Doch egal, wie sehr man versucht, seine Wurzeln hinter sich zu lassen – wenig prägt mehr als die ersten zwanzig Lebensjahre. Angekommen in Deutschland blieb ihr daher scheinbar zunächst nur die Wahl zwischen zwei Extremen: dem Rückzug in das, was sie kulturelle Enklave nennt, in der man vor allem Kontakte zu Landsleuten hat. Oder die radikale Abkehr vom eigenen Kulturkreis. "Ich habe Letzteres getan", erzählt sie. Als ihr damals ein Arbeitskollege gestand, dass er sie für wenig intelligent gehalten habe, weil sie so viel Wert auf ihr Äußeres legen würde, machte sie einen Schnitt. "Das fand ich so erschütternd, dass ich anfing, nur noch Hosen zu tragen und mich der damaligen deutschen Kultur völlig anzupassen." Als könne man seine Herkunft ablegen wie Kleider und Röcke.
Ist ihr Buch also ein Versuch, die zwei Welten, die ihr Leben bestimmen, zu verbinden? Nein, sagt Antonia Bontscheva, zumindest war das nicht der Plan, als sie begann zu schreiben. Passiert ist es trotzdem irgendwie. Woher all der Traditionalismus der bulgarischen Gesellschaft rührt, ahnt sie mittlerweile, und dass Aggression und Liebe dabei manchmal Hand in Hand gehen.
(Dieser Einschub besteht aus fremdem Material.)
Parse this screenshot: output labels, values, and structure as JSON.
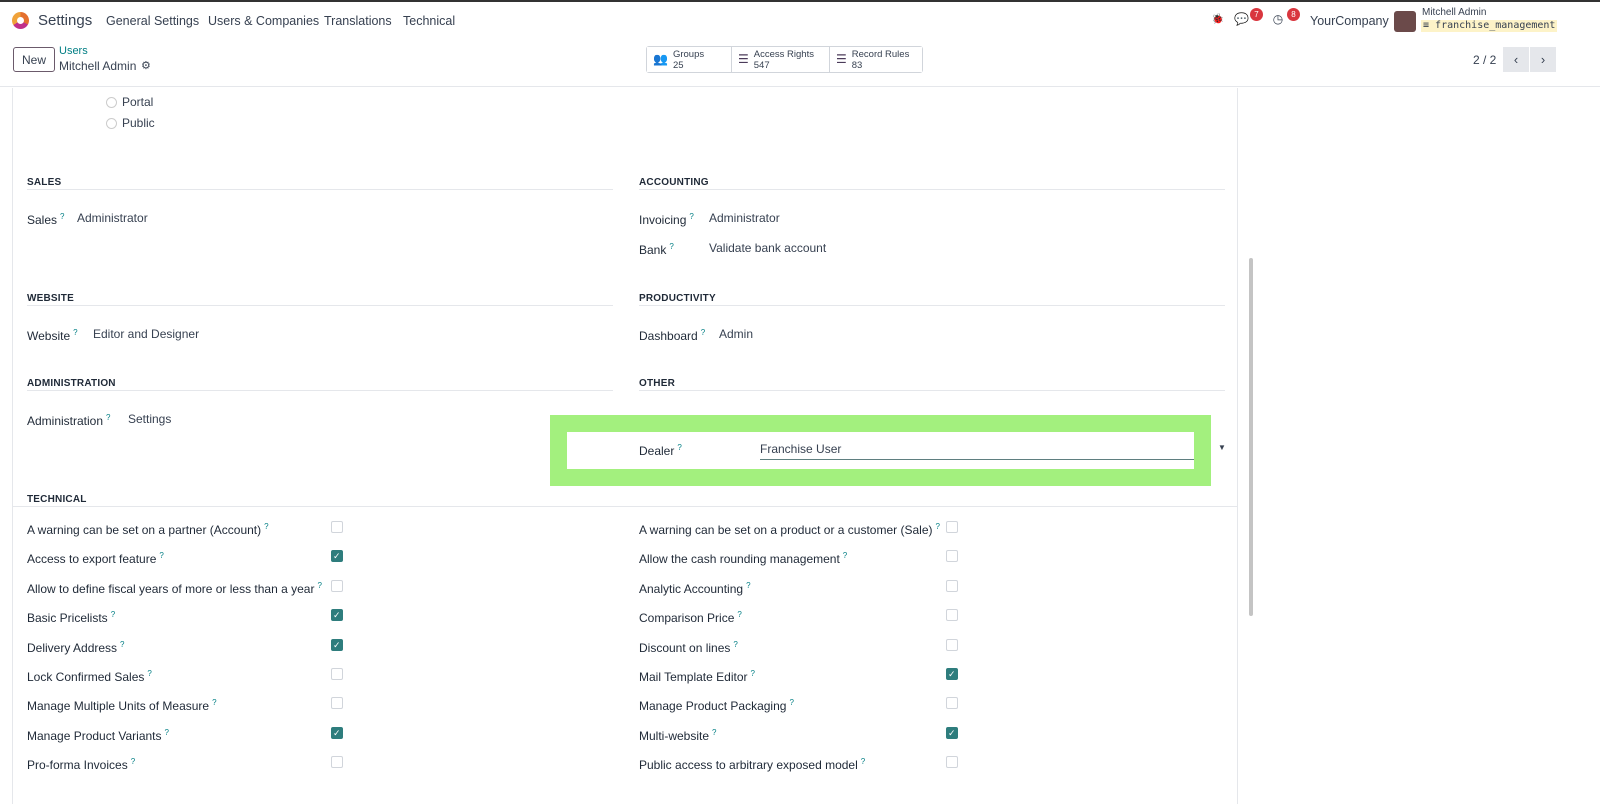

Und auch, wie sehr der gewaltsame Tod der Familie ihres Vaters nach Ende des Zweiten Weltkriegs die Männer ihrer Familie geprägt hat. "Manches habe ich nun verstanden, manchem habe ich mich angenähert, und mit dem, was ich noch immer nicht verstehe, kann ich heute besser leben", sagt sie. Bald soll ein zweites Buch folgen, 240 Seiten gibt es schon. Zumindest literarisch ist der Prozess der Ablösung von Familie und Heimat noch nicht beendet.